Kit Ref: 04869
Price around Price around £35.88 GBP, €39.99, $58.97AUS, $45.93USD, $58.67CAD (July 2017)
Review by Geoff Coughlin
Our thanks to Revell for supplying our review sample: Revell model kits are available from all good toy and model stores. For details visit www.revell.de/en
A little bit of background
The Focke-Wulf Fw 190 Würger (English: Shrike) was a German single-seat, single-engine fighter aircraft designed by Kurt Tank in the late 1930s and widely used during World War II. Along with its well-known counterpart, the Messerschmitt Bf 109, the Fw 190 became the backbone of the Luftwaffe’s Jagdwaffe (Fighter Force). The twin-row BMW 801 radial engine that powered most operational versions enabled the Fw 190 to lift larger loads than the Bf 109, allowing its use as a day fighter, fighter-bomber, ground-attack aircraft and, to a lesser degree, night fighter.

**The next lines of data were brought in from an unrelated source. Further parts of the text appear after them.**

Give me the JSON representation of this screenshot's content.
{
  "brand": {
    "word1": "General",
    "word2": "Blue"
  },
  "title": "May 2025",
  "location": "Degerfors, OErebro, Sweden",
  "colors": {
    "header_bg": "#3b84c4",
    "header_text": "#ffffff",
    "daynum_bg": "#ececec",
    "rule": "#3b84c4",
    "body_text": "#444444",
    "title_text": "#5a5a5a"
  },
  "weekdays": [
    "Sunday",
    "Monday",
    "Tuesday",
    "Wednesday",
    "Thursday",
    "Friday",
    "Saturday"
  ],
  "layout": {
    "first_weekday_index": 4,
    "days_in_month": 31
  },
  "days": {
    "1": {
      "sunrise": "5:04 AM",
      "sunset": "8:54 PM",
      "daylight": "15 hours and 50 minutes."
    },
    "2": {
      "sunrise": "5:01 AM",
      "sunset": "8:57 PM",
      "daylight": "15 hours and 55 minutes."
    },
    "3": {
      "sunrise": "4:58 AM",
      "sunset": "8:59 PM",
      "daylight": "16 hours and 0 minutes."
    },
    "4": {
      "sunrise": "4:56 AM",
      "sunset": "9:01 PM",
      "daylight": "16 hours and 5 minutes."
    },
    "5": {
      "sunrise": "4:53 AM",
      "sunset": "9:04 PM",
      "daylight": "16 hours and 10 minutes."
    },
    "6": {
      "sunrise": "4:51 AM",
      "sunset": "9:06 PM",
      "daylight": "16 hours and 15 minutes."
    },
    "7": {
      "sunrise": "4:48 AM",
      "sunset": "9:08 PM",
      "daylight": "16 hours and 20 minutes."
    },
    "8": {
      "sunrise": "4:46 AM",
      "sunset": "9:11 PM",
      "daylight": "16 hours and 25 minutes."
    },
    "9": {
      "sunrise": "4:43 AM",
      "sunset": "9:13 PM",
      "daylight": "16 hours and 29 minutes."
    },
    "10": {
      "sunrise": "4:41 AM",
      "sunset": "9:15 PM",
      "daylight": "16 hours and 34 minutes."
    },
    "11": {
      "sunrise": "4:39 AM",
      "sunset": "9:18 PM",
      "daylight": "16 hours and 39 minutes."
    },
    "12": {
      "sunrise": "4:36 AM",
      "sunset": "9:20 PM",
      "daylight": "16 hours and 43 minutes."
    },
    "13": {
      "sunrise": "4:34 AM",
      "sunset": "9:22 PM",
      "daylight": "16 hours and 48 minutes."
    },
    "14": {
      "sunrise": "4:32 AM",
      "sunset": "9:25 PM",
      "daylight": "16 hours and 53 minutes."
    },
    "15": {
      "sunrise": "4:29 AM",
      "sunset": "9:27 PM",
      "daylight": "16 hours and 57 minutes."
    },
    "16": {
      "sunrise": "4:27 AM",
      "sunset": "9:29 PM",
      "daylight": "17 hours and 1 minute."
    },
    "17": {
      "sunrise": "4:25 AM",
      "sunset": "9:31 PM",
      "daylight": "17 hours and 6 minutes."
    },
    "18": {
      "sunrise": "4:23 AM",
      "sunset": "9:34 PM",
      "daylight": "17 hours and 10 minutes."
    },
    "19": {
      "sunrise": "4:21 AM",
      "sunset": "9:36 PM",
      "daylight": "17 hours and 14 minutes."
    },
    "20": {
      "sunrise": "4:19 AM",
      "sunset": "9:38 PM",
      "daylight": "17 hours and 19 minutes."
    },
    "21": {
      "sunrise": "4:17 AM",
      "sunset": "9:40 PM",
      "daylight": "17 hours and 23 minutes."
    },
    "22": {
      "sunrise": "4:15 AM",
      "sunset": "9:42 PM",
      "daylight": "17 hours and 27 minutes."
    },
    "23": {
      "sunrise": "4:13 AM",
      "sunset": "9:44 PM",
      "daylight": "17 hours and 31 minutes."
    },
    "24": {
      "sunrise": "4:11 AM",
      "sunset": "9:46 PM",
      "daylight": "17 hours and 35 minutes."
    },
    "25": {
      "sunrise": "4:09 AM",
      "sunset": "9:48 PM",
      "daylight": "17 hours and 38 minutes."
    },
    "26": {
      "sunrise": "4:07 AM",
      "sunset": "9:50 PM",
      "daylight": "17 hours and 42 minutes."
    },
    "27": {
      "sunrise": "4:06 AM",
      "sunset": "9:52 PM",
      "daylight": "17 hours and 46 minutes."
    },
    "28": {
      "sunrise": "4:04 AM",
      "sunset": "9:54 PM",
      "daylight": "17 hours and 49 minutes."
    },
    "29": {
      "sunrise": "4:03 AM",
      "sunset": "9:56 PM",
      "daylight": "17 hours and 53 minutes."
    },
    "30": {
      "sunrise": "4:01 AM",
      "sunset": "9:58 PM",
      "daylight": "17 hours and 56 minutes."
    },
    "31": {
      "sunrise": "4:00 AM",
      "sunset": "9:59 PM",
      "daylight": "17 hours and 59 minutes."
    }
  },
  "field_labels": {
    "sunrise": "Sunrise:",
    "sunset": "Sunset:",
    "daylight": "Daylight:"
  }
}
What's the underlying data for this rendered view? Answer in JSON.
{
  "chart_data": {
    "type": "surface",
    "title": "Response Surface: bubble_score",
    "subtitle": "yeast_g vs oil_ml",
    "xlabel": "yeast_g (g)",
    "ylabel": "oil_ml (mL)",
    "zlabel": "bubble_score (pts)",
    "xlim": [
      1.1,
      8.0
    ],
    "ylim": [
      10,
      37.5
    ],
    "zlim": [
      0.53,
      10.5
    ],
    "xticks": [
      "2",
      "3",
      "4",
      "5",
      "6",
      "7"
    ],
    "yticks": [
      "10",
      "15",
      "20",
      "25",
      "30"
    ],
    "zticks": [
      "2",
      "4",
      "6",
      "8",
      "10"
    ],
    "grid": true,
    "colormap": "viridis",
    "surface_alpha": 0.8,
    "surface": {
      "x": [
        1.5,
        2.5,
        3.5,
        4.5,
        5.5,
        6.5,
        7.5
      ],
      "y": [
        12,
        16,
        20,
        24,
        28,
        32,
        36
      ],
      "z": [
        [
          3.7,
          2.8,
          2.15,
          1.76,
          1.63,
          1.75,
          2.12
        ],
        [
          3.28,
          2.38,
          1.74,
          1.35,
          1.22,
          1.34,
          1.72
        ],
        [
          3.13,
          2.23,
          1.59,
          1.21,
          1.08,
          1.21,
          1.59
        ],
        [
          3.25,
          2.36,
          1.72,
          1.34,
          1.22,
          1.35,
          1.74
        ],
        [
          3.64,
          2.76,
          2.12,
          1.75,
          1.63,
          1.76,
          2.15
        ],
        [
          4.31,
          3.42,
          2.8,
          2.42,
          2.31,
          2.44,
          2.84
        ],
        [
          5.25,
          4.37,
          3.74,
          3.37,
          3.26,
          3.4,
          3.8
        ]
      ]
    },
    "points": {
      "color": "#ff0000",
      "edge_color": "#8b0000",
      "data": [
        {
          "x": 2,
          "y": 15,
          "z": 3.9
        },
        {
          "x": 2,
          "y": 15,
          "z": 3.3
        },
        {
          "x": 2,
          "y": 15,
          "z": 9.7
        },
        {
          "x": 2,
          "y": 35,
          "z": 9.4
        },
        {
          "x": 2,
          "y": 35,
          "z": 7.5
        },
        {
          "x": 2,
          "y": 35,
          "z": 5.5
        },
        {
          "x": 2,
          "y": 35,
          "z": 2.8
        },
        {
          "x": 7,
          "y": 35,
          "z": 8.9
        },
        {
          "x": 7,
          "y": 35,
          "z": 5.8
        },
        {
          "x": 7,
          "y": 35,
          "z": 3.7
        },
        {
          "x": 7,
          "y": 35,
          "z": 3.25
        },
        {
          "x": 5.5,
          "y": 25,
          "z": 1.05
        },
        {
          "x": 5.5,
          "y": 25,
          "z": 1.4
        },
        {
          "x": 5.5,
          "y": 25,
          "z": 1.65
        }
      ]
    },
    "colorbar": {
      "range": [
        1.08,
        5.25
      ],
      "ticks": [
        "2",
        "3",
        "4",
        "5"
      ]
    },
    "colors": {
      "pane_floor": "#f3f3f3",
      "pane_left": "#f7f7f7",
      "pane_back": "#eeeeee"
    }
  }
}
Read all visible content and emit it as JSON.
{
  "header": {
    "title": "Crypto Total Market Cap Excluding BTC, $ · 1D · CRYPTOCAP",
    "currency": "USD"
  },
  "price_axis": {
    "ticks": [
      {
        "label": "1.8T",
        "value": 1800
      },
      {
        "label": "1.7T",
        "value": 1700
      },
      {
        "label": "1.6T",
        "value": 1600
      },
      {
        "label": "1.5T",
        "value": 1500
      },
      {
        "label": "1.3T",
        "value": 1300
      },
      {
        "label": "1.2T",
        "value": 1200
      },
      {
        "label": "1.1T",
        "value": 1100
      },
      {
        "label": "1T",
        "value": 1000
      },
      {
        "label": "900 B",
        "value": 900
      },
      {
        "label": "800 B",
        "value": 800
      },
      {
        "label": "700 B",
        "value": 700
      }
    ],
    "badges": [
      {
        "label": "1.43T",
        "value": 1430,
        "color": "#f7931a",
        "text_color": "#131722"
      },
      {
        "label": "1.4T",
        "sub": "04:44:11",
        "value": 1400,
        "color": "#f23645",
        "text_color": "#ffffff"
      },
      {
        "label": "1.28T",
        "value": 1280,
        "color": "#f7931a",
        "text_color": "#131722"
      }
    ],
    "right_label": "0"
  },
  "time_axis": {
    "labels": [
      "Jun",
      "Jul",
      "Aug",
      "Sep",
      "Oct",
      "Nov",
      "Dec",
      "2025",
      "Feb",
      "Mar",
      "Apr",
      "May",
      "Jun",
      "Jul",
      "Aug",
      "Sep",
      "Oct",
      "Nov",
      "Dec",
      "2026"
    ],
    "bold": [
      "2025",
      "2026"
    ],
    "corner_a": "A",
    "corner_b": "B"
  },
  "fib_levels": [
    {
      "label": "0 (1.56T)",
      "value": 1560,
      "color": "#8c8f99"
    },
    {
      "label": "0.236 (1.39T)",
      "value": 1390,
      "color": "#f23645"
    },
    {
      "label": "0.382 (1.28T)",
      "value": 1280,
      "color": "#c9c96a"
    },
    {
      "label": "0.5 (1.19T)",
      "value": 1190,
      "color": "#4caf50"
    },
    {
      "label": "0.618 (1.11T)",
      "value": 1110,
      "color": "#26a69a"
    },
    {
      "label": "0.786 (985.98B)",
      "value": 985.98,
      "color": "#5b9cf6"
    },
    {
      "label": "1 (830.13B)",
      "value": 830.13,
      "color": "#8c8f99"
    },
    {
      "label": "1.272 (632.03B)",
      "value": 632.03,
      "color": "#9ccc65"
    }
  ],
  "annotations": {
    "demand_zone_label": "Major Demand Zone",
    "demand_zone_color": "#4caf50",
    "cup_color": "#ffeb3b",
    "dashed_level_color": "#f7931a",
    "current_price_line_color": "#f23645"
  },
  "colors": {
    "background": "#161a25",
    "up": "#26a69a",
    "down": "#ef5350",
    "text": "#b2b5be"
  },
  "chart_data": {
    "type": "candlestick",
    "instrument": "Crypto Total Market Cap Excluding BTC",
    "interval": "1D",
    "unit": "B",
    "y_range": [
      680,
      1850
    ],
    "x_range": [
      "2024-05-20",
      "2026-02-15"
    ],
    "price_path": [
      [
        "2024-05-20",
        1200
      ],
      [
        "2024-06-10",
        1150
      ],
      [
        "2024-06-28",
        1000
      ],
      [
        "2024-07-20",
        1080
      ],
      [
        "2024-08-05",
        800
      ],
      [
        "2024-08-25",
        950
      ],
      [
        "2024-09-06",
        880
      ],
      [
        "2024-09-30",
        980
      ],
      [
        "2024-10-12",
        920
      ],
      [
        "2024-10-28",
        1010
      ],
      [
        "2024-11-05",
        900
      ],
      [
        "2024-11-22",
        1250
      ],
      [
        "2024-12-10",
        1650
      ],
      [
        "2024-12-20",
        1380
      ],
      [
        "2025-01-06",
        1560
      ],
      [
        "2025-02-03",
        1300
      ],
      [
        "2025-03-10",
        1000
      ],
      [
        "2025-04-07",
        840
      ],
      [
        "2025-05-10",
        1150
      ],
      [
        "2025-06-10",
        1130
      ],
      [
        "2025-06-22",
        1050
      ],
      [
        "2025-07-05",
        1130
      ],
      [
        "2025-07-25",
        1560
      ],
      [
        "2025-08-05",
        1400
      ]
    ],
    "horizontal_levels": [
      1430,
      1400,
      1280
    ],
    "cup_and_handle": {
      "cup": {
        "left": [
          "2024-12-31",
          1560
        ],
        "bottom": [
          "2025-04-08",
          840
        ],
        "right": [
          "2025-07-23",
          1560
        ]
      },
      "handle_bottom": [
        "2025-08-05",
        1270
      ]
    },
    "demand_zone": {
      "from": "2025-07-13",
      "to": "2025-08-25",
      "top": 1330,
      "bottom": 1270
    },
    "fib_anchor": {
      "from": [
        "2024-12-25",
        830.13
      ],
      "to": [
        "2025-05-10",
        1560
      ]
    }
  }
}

The Fw 190A started flying operationally over France in August 1941, and quickly proved superior in all but turn radius to the Royal Air Force’s main front-line fighter, the Spitfire Mk. V, especially at low and medium altitudes. The 190 maintained superiority over Allied fighters until the introduction of the improved Spitfire Mk. IX in July 1942. In November/December 1942, the Fw 190 made its air combat debut on the Eastern Front, finding much success in the specialised ground attack units called Schlachtgeschwader (Battle Wings or Strike Wings) from October 1943 onwards, following the re-designation of all former Sturzkampfgeschwader dive-bomber wings at that time.
Though Soviet pilots considered the Bf 109 the greater threat, the Fw 190 and its pilots proved just as capable as the “lean” (to VVS pilots) inverted V-12 inline-powered Messerschmitt in aerial combat. In the opinion of German pilots who flew both, the Fw 190 provided increased firepower and manoeuvrability at low to medium altitude. Still, it never entirely replaced the Bf 109.
The Fw 190A series’ performance decreased at high altitudes (usually 6,000 m (20,000 ft) and above), which reduced its effectiveness as a high-altitude interceptor, but this problem was mostly rectified in later models, particularly in the Junkers Jumo 213 inline-engine Focke-Wulf Fw 190D series, which was introduced in September 1944 and restored relative parity with Allied opponents.
The Fw 190 was well-liked by its pilots. Some of the Luftwaffe’s most successful fighter aces claimed a great many of their kills while flying it, including Otto Kittel, Walter Nowotny and Erich Rudorffer.
Fw 190 F-8
The A-8 model re-designated, having a slightly modified injector on the compressor which allowed for increased performance at lower altitudes for several minutes. Armament of the Fw 190 F-8 was two 20 mm MG 151/20 cannon in the wing roots and two 13 mm (.51 in) MG 131 machine guns above the engine.
Fw 190 F-8/U1 – long range JaBo, fitted with underwing V.Mtt-Schloß shackles to hold two 300 L (80 US gal) fuel tanks. ETC 503 bomb racks were also fitted, allowing the Fw 190 F-8/U1 to carry one SC 250 bomb under each wing and one SC 250 bomb on the centreline.
Fw 190 F-8/U2 – torpedo bomber was fitted with an ETC 503 bomb rack under each wing and a centre-line mounted ETC 504. The U2 was also equipped with the TSA 2 A weapons sighting system that improved the U2’s ability to attack seaborne targets with a 700 kg (1,500 lb) BT 700.
Fw 190 F-8/U3 – heavy torpedo bomber was outfitted with an ETC 502, which allowed it to carry one BT-1400 heavy torpedo (1,400 kg (3,100 lb)). Owing to the size of the torpedo, the U3’s tail gear needed to be lengthened. The U3 also was fitted with the 2,000 PS BMW 801S engine, and the tail from the Ta 152.
Fw 190 F-8/U4 – created as a night fighter, was equipped with flame dampers on the exhaust and various electrical systems such as the FuG 101 radio altimeter, the PKS 12 automatic pilot, and the TSA 2 A sighting system. Weapons fitted ranged from torpedoes to bombs; however, the U4 was fitted with only two MG 151/20 cannon as fixed armament.